Nokogiri 1.2.0 Released

aaronpowell · February 23, 2009, 5:23am

nokogiri version 1.2.0 has been released!

Nokogiri (é‹¸) is an HTML, XML, SAX, and Reader parser.

Changes:

1.2.0 / 2008-02-22

New features
- CSS search now supports CSS3 namespace queries
- Namespaces on the root node are automatically registered
- CSS queries use the default namespace
- Nokogiri::XML::Document#encoding get encoding used for this document
- Nokogiri::XML::Document#url get the document url
- Nokogiri::XML::Node#add_namespace add a namespace to the node LH#38
- Nokogiri::XML::Node#each iterate over attribute name, value pairs
- Nokogiri::XML::Node#keys get all attribute names
- Nokogiri::XML::Node#line get the line number for a node (Thanks
  Dirkjan Bussink!)
- Nokogiri::XML::Node#serialize now takes an optional encoding
  parameter
- Nokogiri::XML::Node#to_html, to_xml, and to_xhtml take an optional
  encoding
- Nokogiri::XML::Node#to_str
- Nokogiri::XML::Node#to_xhtml to produce XHTML documents
- Nokogiri::XML::Node#values get all attribute values
- Nokogiri::XML::Node#write_to writes the node to an IO object with
  optional encoding
- Nokogiri::XML::ProcessingInstrunction.new
- Nokogiri::XML::SAX::PushParser for all your push parsing needs.
Bugfixes
- Fixed Nokogiri::XML::Document#dup
- Fixed header detection. Thanks rubikitch!
- Fixed a problem where invalid CSS would cause the parser to hang
Deprecations
- Nokogiri::XML::Node.new_from_str will be deprecated in 1.3.0
API Changes
- Nokogiri::HTML.fragment now returns an XML::DocumentFragment (LH
  #32)

FEATURES:

XPath support for document searching
CSS3 selector support for document searching
XML/HTML builder
Drop in replacement for Hpricot (though not bug for bug)

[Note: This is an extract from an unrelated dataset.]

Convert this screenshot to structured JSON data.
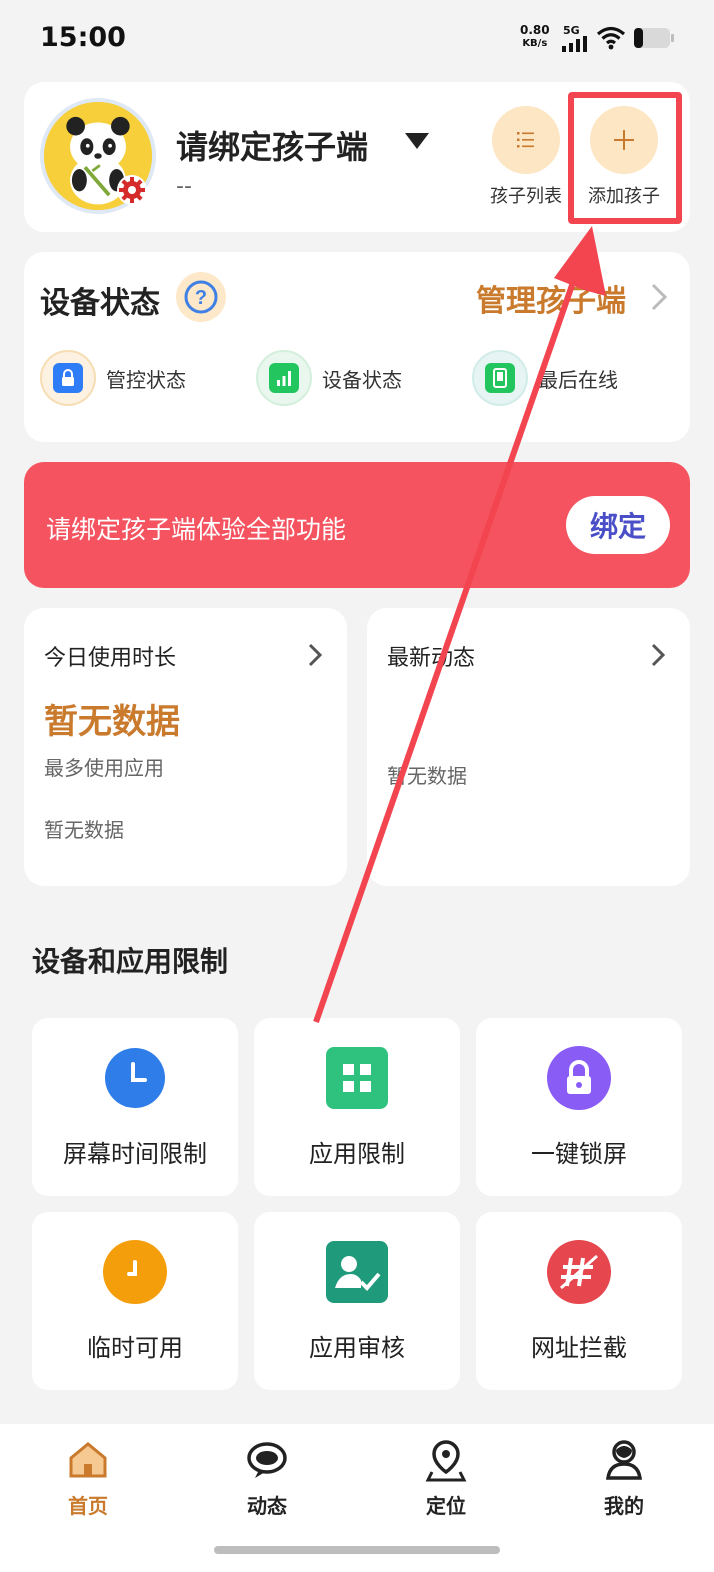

Nokogiri parses and searches XML/HTML very quickly, and also has
correctly implemented CSS3 selector support as well as XPath support.

Here is a speed test:

Result · GitHub

Nokogiri also features an Hpricot compatibility layer to help ease the
change
to using correct CSS and XPath.

SUPPORT:

The Nokogiri mailing list is available here:

http://rubyforge.org/mailman/listinfo/nokogiri-talk

The bug tracker is available here:

Lighthouse - Beautifully Simple Issue Tracking

SYNOPSIS:

require ‘nokogiri’
require ‘open-uri’

doc =
Nokogiri::HTML(open(‘tenderlove - Google Search’))

Search for nodes by css

doc.css(‘h3.r a.l’).each do |link|
puts link.content
end

Search for nodes by xpath

doc.xpath(‘//h3/a[@class=“l”]’).each do |link|
puts link.content
end

Or mix and match.

doc.search(‘h3.r a.l’, ‘//h3/a[@class=“l”]’).each do |link|
puts link.content
end

REQUIREMENTS:

ruby 1.8 or 1.9
libxml
libxslt

INSTALL:

aaronpowell · February 23, 2009, 5:32am

Aaron P. wrote:

nokogiri version 1.2.0 has been released!

grabbed! Tx!

aaronpowell · February 23, 2009, 5:50am

Aaron P. wrote:

nokogiri version 1.2.0 has been released!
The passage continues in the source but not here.